I danni da infortunio e da malattia professionale

Set 5, 2024 | Diritto Civile, Diritto del lavoro, Infortuni sul lavoro | 0 commenti

I danni da infortunio e da malattia professionale: oltre la mera tutela “reddituale” ed in una prospettiva di essenziale unitarietà del danno alla salute del lavoratore

Sommario: 1. Novità e ripercussioni sistematiche del d.lgs. n. 38/2000. 2. La tutela previdenziale dei danni (alla salute) da c.d. mobbing. 3. La liquidazione del danno alla persona da infortunio sul lavoro. 4. Sistema “binario”: il danno morale da lesione della salute.

I danni da infortunio e da malattia professionale
INDICE: I danni da infortunio e da malattia professionale
  1. Ripercussioni sistematiche del d.lgs. n. 38/2000
  2. La tutela previdenziale dei danni (alla salute) da c.d. mobbing
  3. La liquidazione del danno alla persona da infortunio sul lavoro
  4. Sistema “binario”: il danno morale da lesione della salute
  1. Ripercussioni sistematiche del d.lgs. n. 38/2000 – I danni da infortunio e da malattia professionale

Sono trascorsi ormai oltre vent’anni dall’approvazione del d. lgs. n. 38/2000 che ha modificato il TU sugli infortuni e malattie professionali, una vera “rivoluzione copernicana” nel sistema delle tutele a favore del lavoratore infortunato e/o malato per cause di lavoro.
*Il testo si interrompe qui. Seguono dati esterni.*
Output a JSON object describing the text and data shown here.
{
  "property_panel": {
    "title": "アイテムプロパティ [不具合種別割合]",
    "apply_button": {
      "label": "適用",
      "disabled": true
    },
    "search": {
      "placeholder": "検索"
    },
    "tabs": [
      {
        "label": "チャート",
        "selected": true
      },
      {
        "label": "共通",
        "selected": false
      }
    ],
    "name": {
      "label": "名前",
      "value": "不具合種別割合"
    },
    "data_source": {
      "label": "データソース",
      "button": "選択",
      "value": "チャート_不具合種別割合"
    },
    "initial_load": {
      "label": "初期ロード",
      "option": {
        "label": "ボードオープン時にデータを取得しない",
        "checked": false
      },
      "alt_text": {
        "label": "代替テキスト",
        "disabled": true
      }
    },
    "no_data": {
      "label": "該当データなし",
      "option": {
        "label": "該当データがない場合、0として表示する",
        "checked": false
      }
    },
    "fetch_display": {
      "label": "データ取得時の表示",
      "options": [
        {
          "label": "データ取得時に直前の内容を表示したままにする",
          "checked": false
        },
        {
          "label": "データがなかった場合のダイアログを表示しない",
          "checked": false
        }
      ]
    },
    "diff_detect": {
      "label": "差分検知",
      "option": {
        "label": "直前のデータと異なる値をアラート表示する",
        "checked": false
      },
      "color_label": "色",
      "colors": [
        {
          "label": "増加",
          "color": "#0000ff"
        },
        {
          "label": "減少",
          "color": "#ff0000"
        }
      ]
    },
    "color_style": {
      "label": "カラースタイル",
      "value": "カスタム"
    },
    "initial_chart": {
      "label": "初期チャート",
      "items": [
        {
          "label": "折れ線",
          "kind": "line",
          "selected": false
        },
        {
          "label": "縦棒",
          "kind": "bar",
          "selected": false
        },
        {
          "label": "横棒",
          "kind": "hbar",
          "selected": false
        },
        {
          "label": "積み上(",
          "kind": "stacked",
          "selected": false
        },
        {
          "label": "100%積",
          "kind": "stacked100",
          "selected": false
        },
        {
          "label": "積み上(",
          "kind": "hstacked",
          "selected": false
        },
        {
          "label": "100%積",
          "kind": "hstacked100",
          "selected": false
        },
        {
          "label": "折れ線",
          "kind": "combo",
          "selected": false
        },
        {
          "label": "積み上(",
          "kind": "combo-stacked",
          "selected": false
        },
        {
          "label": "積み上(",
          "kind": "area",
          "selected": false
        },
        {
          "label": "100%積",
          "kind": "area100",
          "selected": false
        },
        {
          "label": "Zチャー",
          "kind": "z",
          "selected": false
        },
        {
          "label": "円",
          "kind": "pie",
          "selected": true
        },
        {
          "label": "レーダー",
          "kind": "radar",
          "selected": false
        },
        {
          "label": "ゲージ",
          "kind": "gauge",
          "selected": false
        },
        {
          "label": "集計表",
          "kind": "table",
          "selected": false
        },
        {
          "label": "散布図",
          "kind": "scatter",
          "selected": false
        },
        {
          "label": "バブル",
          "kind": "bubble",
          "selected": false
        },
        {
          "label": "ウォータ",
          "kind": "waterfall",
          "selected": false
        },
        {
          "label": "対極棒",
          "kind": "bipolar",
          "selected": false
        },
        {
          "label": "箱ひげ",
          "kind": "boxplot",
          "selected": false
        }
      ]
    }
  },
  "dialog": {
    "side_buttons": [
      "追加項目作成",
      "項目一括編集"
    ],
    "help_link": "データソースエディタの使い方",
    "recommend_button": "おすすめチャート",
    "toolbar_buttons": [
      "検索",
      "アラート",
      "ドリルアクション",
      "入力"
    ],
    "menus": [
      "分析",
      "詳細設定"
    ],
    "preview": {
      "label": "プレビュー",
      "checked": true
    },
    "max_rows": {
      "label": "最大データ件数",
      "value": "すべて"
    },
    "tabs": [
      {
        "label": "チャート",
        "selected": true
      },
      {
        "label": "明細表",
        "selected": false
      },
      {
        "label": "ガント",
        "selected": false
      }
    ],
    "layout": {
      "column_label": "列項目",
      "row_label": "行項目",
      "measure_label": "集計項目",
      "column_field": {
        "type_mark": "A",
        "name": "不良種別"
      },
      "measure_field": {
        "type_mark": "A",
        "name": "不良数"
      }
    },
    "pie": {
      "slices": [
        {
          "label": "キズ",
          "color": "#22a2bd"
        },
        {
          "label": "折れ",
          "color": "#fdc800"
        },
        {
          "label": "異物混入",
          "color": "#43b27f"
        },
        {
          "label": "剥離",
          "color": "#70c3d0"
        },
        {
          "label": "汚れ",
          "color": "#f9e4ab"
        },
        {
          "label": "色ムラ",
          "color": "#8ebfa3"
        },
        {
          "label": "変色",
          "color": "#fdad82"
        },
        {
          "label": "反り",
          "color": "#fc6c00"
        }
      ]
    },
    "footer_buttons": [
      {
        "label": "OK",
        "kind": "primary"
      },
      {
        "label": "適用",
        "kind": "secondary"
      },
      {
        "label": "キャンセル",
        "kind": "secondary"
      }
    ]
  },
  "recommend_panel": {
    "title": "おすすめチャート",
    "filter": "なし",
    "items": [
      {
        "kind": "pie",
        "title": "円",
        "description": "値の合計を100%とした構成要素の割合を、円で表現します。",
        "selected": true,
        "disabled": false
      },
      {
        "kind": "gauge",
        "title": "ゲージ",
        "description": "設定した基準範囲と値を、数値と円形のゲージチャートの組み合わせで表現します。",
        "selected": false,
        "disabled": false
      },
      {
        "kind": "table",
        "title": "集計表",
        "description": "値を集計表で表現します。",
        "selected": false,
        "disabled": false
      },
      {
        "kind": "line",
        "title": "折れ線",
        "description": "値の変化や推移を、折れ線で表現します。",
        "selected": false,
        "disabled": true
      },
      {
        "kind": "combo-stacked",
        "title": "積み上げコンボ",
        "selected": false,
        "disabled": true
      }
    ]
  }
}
Il crescente, quanto insopportabile ed incessante aumento degli infortuni sul lavoro, ha riportato – suo malgrado – d’attualità l’interesse per il funzionamento della (invero, piuttosto recente) riforma. Difatti, le denunce di infortunio sul lavoro entro il quinto mese del 2024 sono state 251.132 (+2,1% rispetto a maggio 2023), con un aumento più rilevante per gli incidenti avvenuti nel tragitto casa-lavoro.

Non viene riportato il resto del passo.